In July 1989, Mr. Thompson was appointed by President George H.W. Bush, Deputy Administrator of the National Aeronautics and Space Administration. He served as the second ranking official with NASA, participating in all matters pertaining to the management of the United States Civilian Space Program. This program encompassed manned space flight, the development of the Space Station, the Hubble Space Telescope, aeronautics, and space science and exploration. He retired from NASA in November 1991, and joined Orbital Sciences Corporation.

During Mr. Thompson’s tenure at Orbital Sciences Corporation (Orbital), he served as Chief Technical Officer from 1991 to 1993; Executive Vice President and General Manager, Launch Systems Group, from 1993 to 1999; and as President and Chief Operating Officer from 1999 to April 2011. He then served as Senior Advisor beginning in May 2011 until his retirement in 2013. In his positions with Orbital, Mr. Thompson directed engineering and manufacturing activities leading to over 350 successful satellite, rocket and related space missions. In 2012, Orbital established the J. R. Thompson Leadership Award to recognize the company’s outstanding leaders.

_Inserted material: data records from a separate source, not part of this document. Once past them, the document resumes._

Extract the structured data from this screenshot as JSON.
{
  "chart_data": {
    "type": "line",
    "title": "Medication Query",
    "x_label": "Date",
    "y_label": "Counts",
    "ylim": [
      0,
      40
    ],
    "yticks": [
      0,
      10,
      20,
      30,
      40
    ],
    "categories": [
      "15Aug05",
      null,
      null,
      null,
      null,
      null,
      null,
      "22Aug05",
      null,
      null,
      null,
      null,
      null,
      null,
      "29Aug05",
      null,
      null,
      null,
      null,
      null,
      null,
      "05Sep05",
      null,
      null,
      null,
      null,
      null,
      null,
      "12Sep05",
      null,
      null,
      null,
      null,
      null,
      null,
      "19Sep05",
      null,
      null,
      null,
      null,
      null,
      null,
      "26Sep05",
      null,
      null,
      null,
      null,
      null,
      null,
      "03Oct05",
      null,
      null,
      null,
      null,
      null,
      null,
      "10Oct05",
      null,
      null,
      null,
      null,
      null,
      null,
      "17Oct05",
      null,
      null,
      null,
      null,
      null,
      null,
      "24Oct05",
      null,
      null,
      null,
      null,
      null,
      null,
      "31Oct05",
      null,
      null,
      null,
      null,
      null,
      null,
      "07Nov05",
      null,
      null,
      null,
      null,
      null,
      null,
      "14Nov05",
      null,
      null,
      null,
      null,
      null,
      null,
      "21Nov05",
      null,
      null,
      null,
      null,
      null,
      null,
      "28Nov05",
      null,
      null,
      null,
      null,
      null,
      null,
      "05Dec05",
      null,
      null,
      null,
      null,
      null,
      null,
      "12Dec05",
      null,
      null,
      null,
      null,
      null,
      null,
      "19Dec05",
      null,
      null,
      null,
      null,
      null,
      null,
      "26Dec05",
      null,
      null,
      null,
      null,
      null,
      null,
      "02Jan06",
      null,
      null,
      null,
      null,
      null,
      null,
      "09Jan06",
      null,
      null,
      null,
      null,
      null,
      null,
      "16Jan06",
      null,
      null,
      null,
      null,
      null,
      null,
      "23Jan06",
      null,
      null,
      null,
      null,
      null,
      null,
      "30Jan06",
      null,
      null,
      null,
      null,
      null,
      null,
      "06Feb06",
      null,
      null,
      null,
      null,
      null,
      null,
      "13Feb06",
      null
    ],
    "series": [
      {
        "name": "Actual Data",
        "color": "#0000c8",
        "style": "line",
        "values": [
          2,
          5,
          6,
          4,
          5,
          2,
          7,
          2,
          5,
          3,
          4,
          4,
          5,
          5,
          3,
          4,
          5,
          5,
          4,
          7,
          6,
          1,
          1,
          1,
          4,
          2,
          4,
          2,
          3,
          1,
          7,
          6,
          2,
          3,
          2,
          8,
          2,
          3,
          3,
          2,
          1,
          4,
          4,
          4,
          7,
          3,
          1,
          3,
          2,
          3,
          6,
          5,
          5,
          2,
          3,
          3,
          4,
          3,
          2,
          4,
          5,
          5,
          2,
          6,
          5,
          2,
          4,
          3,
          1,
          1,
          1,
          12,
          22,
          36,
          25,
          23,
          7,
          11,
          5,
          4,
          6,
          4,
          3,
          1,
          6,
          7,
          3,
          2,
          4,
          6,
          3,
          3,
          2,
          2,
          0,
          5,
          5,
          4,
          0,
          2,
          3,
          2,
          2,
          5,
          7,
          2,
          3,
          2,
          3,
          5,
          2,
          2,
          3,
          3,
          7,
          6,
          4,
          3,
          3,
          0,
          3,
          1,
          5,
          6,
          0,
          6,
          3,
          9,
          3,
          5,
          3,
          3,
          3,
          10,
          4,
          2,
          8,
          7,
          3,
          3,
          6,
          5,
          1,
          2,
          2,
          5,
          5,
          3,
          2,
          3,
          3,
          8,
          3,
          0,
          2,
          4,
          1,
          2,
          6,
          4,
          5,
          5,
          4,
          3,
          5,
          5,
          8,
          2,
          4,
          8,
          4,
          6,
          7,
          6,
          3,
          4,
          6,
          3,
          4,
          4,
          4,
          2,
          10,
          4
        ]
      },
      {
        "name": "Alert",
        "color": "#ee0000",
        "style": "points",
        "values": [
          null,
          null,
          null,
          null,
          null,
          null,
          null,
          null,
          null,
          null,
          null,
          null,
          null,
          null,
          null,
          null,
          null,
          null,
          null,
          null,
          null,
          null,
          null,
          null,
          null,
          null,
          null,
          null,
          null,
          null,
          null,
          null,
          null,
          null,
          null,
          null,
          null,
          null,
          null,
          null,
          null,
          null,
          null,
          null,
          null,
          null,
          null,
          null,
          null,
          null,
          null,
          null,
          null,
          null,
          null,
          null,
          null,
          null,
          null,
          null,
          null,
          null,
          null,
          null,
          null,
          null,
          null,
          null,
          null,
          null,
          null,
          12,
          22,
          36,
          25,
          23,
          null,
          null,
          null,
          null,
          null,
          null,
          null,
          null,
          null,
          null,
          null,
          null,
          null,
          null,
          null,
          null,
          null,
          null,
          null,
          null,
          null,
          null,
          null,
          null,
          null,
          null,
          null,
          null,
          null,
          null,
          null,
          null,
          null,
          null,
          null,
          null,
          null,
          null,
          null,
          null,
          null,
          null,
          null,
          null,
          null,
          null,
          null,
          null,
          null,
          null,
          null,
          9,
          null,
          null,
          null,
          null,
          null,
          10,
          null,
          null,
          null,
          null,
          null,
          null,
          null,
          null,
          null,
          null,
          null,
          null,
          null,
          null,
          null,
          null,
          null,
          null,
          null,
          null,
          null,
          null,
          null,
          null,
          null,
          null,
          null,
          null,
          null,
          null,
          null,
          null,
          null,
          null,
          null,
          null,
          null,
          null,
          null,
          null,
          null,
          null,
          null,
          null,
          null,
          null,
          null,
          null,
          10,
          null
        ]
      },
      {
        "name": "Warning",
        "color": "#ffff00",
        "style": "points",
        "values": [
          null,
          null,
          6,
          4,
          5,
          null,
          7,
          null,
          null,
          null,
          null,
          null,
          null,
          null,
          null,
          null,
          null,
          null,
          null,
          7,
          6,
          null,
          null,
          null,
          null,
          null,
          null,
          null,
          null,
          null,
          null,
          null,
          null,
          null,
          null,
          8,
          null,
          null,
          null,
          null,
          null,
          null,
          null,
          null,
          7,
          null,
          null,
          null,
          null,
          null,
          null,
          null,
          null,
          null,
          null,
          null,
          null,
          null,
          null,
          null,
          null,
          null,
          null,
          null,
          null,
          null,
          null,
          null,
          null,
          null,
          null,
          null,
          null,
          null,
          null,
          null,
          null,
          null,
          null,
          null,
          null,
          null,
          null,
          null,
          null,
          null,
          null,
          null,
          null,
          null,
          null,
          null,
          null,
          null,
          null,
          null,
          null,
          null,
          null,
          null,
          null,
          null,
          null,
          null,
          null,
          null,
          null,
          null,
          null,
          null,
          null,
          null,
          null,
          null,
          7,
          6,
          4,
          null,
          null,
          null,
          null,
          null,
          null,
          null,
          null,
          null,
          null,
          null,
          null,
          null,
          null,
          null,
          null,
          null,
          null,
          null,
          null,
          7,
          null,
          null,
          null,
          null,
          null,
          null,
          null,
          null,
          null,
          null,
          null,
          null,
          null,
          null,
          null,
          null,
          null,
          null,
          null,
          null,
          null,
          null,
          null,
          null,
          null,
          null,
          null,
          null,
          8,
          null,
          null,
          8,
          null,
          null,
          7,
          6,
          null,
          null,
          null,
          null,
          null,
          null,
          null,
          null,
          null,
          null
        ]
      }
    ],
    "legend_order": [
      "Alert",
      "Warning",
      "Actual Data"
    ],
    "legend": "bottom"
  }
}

Mr. Thompson was the recipient of many prestigious space industry awards, which include: International Academy of Astronautics Award to Space Shuttle Team Engineers & Managers; 1991 Holley Medalist, The American Society of Mechanical Engineers; John F. Kennedy Astronautics Award, American Astronautical Society; NASA’s Distinguished Service Medals; Presidential Rank of Distinguished Service; Dr. Wernher Von Braun Award for Excellence in Space Program Management, AIAA; Goddard Memorial Trophy awarded to Space Shuttle Return-to-Flight Team, National Space Club; Holger N. Toftoy Award, AIAA; Charter Inductee, Alabama Engineering Hall of Fame; Distinguished Service Award, Huntsville, Alabama Chamber of Commerce; Honorary Ph.D., Doctorate of Science, University of Alabama/Huntsville; first Wernher Von Braun Memorial Trophy, National Space Club; Distinguished Public Service Medal for his role in 51-L; Presidential Rank of Meritorious Executive; and NASA’s Exceptional Service Medal for his role in Skylab.

J. R. Thompson was an internationally-recognized propulsion expert who possessed exceptional technical and team motivational skills.

He was a member of the First United Methodist Church, Huntsville, and the Huntsville Rotary Club. In his retirement, he enjoyed keeping abreast of all current events, reading, playing bridge, and spending time with his children, grandchildren, and great-grandchildren, as well as his many friends and NASA peers.

He was preceded in death by his brother, Bruce Thompson, MD, and his wife, Carol. Survivors include his wife, Sherry Gray Thompson; sons, James R. Thompson III (Margie) and Scott Thompson, Decatur; daughter, Paige Moore, Decatur; grandsons, James R. Thompson IV (Melanie) Huntsville, Samuel Thompson (Tara) Decatur, and Ashford Rowe, Atlanta, GA; granddaughters, Lou Ellen Schweers (Christian) and Susan Moore, Decatur, and Sara Douglas Thompson, Birmingham; great-grandchildren, J. Robert V and Madeline Thompson, Huntsville, and Foster and Jack Thompson, Decatur, and Olivia Schweers, Birmingham; stepsons, John McEwen (Tracie), David Gray, Huntsville, and Paul Gray (Grace) Franklin, TN; stepdaughter, Carla McEwen, Birmingham; step-granddaughters, Katherine McEwen, Huntsville, Aubrey Gray, Franklin, TN; step-grandson, Hunter McEwen, Huntsville; and brother, William Thompson (Martha), Atlanta, GA.

Visitation will be from 11 a.m. to 1 p.m. Monday, November 13 at First United Methodist Church. The funeral will follow at the church with the Rev. Coy Hallmark officiating.

In lieu of flowers, memorials may be made to First United Methodist Church or a favorite charity.